Output Format Reference¶
The extract command produces two output files.
CSV (output.csv)¶
Contains interleaved segment-level and word-level rows. See example.
| Column | Description |
|---|---|
type |
"segment" or "word" |
speaker |
Speaker ID (e.g. SPEAKER_00) |
start |
Start time in seconds |
end |
End time in seconds |
text |
Full segment text |
word |
Individual word (word rows only) |
word_position |
Word index within segment (word rows only) |
confidence |
Confidence score (0–1) |
overlap_duration |
Speaker overlap duration in seconds |
Segment rows and their corresponding word rows are interleaved — each segment row is immediately followed by its word rows.

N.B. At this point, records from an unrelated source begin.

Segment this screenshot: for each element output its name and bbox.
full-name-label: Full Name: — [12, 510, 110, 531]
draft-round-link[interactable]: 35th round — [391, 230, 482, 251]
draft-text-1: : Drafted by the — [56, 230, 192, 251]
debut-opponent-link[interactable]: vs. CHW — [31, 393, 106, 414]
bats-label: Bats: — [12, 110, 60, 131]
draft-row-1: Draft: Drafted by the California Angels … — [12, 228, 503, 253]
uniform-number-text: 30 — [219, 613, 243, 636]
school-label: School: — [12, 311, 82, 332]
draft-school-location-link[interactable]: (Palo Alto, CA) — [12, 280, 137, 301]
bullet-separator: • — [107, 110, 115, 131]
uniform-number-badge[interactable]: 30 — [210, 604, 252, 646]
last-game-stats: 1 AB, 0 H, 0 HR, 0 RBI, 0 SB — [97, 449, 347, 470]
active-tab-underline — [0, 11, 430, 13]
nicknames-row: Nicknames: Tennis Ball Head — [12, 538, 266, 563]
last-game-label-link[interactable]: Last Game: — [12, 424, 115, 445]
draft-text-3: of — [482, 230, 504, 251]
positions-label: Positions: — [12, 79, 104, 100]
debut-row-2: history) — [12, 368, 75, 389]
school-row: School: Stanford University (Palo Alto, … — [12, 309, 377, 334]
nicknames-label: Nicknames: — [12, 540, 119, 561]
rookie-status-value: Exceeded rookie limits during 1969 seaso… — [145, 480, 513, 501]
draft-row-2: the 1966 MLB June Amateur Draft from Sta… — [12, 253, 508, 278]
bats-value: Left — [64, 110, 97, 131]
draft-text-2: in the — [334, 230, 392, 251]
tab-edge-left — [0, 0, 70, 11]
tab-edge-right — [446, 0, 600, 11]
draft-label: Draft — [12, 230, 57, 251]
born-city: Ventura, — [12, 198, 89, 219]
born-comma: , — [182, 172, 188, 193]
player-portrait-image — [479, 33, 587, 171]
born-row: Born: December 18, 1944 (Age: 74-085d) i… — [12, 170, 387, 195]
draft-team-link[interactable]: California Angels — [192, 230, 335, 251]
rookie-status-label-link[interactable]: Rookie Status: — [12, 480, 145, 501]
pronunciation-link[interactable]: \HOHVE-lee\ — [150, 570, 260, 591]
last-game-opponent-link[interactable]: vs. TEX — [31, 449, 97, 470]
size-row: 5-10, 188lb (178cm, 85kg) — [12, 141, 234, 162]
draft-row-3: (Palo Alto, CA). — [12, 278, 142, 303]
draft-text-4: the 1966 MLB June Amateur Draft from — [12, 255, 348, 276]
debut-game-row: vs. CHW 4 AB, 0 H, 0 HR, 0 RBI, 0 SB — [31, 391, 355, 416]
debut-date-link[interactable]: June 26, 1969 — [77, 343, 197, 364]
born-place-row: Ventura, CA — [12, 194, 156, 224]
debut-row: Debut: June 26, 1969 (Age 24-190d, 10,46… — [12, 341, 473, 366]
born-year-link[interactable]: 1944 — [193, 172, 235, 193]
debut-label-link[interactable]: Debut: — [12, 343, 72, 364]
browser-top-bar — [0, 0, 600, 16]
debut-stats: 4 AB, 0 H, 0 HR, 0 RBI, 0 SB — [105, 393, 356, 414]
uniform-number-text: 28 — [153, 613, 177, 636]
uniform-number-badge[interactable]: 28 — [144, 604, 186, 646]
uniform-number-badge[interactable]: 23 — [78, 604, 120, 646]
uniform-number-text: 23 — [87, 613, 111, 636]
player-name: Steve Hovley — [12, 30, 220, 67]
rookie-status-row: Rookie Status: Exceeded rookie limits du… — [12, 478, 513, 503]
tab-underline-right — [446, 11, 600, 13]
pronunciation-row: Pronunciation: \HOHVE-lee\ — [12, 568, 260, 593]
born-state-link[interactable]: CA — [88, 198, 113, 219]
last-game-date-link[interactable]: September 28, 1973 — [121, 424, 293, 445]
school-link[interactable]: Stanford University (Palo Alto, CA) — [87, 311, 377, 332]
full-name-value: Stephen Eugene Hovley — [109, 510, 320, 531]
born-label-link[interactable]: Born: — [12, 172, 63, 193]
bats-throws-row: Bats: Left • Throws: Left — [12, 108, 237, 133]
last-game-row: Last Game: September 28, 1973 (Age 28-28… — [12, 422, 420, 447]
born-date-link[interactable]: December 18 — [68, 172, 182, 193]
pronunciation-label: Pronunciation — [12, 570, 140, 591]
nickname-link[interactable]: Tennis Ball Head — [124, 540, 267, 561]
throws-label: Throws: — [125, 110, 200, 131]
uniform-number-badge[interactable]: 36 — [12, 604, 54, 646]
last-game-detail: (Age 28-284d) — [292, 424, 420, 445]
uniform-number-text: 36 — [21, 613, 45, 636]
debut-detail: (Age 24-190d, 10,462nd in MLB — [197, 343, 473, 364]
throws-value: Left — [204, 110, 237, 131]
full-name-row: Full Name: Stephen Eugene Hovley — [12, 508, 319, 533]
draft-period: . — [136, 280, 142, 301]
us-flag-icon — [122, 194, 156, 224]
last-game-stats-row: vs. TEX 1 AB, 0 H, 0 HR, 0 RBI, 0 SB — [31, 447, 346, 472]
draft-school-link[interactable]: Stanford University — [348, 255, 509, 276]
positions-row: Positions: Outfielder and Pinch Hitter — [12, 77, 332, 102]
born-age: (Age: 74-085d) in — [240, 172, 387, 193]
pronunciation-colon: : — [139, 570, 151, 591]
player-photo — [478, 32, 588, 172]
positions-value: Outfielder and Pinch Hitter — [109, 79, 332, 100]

Metadata (output_metadata.json)¶
See example.
{
"audio_file": "interview.mp3",
"language": "en",
"language_probability": 0.99,
"duration": 527.19,
"total_segments": 87,
"total_words": 1234,
"speakers": ["SPEAKER_00", "SPEAKER_01"],
"processing_timestamp": "2026-03-05 22:00:00"
}
| Field | Description |
|---|---|
audio_file |
Path to the input audio file |
language |
Detected language code (e.g. "en") |
language_probability |
Confidence of language detection (0–1) |
duration |
Total audio duration in seconds |
total_segments |
Number of speaker segments |
total_words |
Total word count across all segments |
speakers |
List of detected speaker IDs |
processing_timestamp |
When the file was processed |